Question

The decay constant for a radioactive nuclide is \(1.5 × 10^{−5}s^{−1}\). Atomic weight of the substance is 60 g mole⁻¹. (\(N_A = 6×10^{23}\)). The activity of 1.0 µg of the substance is _____\(×10^{10}\) Bq.

Hint:

Activity (A) is the number of decays per unit time. It’s calculated as the product of the decay constant (λ) and the number of radioactive atoms (N). Remember to convert units consistently

Answer 1

Correct Answer: 15

Step 1: Calculate the Number of Moles 

The number of moles is given by:

\[ \text{No. of moles} = \frac{\text{Mass of sample}}{\text{Molar mass}} \]

Substitute the given values:

\[ \text{No. of moles} = \frac{1 \times 10^{-6}}{60} = \frac{10^{-7}}{6} \, \text{moles} \]

Step 2: Calculate the Number of Atoms

Using Avogadro’s number (\( N_A = 6 \times 10^{23} \)):

\[ \text{No. of atoms} = n \cdot N_A = \frac{10^{-7}}{6} \cdot 6 \times 10^{23} \]

Simplify:

\[ \text{No. of atoms} = 10^{16} \]

Step 3: Calculate the Initial Activity (\( A_0 \))
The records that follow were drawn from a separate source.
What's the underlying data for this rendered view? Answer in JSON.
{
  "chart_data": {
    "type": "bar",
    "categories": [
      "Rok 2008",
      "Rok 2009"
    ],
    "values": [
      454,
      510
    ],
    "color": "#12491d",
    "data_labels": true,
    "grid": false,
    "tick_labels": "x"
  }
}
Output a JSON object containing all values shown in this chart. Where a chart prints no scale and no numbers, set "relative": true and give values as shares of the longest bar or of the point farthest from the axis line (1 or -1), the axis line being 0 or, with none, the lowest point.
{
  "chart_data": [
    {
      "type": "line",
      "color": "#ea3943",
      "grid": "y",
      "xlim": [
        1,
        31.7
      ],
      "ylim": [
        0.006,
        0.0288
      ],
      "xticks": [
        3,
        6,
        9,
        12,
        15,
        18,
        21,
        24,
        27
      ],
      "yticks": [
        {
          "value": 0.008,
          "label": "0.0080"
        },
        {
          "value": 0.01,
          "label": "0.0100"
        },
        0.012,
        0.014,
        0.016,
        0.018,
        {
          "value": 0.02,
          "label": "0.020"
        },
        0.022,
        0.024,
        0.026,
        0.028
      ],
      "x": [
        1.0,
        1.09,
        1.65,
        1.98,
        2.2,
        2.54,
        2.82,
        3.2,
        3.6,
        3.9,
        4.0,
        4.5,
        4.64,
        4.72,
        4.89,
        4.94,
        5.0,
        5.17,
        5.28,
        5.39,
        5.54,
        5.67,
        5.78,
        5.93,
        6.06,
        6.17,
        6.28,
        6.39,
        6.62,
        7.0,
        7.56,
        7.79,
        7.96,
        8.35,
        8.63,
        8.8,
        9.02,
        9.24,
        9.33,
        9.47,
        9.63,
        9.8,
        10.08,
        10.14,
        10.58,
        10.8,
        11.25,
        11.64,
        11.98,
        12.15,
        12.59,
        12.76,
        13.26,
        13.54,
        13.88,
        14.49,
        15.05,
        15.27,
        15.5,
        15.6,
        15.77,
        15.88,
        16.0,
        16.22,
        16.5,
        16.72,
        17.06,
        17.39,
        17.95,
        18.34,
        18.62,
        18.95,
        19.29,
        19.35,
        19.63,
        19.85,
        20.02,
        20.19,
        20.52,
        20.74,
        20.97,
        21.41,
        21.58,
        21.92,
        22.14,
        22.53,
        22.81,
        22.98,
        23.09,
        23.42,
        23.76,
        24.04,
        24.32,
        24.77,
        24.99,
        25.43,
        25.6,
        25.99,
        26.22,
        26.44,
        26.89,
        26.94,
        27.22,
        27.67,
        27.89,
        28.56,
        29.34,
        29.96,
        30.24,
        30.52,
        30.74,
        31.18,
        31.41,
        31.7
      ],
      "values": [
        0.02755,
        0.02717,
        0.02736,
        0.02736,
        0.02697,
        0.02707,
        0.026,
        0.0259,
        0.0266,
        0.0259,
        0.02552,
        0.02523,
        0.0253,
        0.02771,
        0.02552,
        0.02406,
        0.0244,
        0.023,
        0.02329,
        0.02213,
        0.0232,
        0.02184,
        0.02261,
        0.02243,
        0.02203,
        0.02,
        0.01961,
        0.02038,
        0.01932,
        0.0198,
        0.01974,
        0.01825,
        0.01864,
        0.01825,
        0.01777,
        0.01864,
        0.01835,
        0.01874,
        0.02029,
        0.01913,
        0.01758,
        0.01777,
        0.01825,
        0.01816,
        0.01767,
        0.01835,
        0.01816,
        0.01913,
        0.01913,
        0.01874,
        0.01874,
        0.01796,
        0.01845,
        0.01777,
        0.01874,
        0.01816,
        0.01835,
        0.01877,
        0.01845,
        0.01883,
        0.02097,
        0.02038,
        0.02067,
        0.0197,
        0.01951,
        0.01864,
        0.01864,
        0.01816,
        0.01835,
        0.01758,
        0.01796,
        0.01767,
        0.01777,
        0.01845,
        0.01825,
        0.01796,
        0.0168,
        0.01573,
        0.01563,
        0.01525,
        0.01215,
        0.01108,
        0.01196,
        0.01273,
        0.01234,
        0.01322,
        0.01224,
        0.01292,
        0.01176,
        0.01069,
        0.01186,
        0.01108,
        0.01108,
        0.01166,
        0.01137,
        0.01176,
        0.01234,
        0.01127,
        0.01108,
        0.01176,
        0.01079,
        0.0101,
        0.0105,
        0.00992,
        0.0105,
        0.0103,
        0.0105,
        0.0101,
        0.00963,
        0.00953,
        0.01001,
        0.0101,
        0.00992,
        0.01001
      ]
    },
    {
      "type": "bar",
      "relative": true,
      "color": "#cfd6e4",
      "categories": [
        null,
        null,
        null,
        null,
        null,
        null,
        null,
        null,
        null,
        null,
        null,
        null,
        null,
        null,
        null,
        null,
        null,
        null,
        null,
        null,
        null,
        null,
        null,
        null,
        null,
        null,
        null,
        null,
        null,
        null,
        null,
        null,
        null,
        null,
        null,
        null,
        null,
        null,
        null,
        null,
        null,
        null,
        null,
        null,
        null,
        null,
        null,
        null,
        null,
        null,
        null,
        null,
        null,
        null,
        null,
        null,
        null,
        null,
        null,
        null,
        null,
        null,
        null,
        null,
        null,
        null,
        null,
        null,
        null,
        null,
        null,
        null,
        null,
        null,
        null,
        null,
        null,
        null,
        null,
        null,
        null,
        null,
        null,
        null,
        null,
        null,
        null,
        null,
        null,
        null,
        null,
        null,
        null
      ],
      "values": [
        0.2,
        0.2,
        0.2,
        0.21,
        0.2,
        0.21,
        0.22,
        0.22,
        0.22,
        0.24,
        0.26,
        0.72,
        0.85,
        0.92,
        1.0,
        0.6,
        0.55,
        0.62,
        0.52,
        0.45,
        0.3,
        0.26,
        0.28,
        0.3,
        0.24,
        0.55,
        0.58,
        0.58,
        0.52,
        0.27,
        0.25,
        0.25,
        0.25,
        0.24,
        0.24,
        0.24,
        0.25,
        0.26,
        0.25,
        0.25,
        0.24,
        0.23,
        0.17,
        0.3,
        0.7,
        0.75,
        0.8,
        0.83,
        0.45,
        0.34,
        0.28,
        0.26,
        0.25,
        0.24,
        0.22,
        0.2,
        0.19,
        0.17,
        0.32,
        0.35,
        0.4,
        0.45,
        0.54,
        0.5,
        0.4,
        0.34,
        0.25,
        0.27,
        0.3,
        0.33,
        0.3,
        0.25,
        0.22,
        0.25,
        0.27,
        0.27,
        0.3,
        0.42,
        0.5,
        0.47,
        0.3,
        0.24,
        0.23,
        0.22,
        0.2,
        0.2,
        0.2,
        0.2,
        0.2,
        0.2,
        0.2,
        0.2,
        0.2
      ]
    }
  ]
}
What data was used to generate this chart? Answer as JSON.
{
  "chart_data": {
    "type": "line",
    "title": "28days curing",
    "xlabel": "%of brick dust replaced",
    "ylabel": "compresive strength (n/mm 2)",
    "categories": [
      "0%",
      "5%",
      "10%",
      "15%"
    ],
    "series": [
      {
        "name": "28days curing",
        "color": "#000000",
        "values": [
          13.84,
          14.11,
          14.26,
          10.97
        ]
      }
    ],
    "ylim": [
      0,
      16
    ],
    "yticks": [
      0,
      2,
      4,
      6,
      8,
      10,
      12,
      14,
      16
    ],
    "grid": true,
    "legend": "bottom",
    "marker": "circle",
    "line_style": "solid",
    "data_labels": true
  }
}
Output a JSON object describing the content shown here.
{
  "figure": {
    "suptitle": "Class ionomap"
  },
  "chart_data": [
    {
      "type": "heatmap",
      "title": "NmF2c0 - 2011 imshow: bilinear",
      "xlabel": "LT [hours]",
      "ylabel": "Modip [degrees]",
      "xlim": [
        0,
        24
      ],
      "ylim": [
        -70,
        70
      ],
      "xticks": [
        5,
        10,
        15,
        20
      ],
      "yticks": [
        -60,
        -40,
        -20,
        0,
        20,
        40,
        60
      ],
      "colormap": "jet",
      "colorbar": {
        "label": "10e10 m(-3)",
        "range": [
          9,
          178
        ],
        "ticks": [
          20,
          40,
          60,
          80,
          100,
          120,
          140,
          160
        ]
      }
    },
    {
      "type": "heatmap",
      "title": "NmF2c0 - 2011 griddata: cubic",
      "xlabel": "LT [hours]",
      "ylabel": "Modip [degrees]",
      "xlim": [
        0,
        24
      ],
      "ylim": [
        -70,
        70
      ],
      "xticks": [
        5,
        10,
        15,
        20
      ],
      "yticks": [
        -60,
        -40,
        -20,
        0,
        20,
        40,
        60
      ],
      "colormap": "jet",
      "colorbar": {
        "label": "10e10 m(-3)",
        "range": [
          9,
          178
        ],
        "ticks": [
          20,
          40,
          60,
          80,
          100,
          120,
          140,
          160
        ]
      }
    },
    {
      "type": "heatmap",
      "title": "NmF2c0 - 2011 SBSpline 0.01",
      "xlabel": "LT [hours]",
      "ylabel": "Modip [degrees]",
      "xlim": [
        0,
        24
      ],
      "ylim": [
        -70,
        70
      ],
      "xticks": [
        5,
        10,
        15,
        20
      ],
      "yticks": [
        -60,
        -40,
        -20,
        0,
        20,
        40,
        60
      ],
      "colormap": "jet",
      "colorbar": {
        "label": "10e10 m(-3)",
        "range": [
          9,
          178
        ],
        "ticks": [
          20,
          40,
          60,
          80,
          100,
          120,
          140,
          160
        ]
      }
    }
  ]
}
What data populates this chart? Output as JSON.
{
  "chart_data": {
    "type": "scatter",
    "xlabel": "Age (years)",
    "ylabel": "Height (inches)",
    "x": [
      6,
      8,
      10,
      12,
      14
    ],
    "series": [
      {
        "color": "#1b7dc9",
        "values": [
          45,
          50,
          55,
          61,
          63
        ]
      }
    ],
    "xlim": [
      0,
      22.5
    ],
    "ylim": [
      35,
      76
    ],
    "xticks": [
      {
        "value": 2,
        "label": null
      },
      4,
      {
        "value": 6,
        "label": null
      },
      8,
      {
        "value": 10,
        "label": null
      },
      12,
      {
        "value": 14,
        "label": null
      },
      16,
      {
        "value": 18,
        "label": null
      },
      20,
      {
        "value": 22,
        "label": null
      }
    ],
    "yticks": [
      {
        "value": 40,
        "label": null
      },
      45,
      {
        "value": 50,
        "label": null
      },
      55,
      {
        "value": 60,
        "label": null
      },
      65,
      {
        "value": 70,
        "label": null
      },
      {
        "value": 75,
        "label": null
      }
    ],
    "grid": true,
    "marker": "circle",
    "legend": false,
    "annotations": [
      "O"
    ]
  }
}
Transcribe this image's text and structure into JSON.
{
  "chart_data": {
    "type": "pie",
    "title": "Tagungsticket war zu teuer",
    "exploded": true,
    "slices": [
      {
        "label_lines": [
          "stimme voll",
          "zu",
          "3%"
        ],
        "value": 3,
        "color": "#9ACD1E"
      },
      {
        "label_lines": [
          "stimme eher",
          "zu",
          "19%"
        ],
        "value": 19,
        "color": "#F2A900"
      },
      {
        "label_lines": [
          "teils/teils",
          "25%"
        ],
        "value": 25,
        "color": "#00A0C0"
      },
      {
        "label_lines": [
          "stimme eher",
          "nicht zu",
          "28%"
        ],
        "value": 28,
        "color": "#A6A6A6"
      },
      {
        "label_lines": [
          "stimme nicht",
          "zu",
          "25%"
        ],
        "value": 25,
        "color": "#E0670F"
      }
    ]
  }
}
The activity at \( t = 0 \) is given by:

\[ A_0 = N_0 \lambda \]

Substitute \( N_0 = 10^{16} \) and \( \lambda = 1.5 \times 10^{-5} \):

\[ A_0 = 10^{16} \cdot 1.5 \times 10^{-5} \]

Simplify:

\[ A_0 = 15 \times 10^{10} \, \text{Bq} \]

Final Answer:

The initial activity is \( A_0 = 15 \times 10^{10} \, \text{Bq}. \)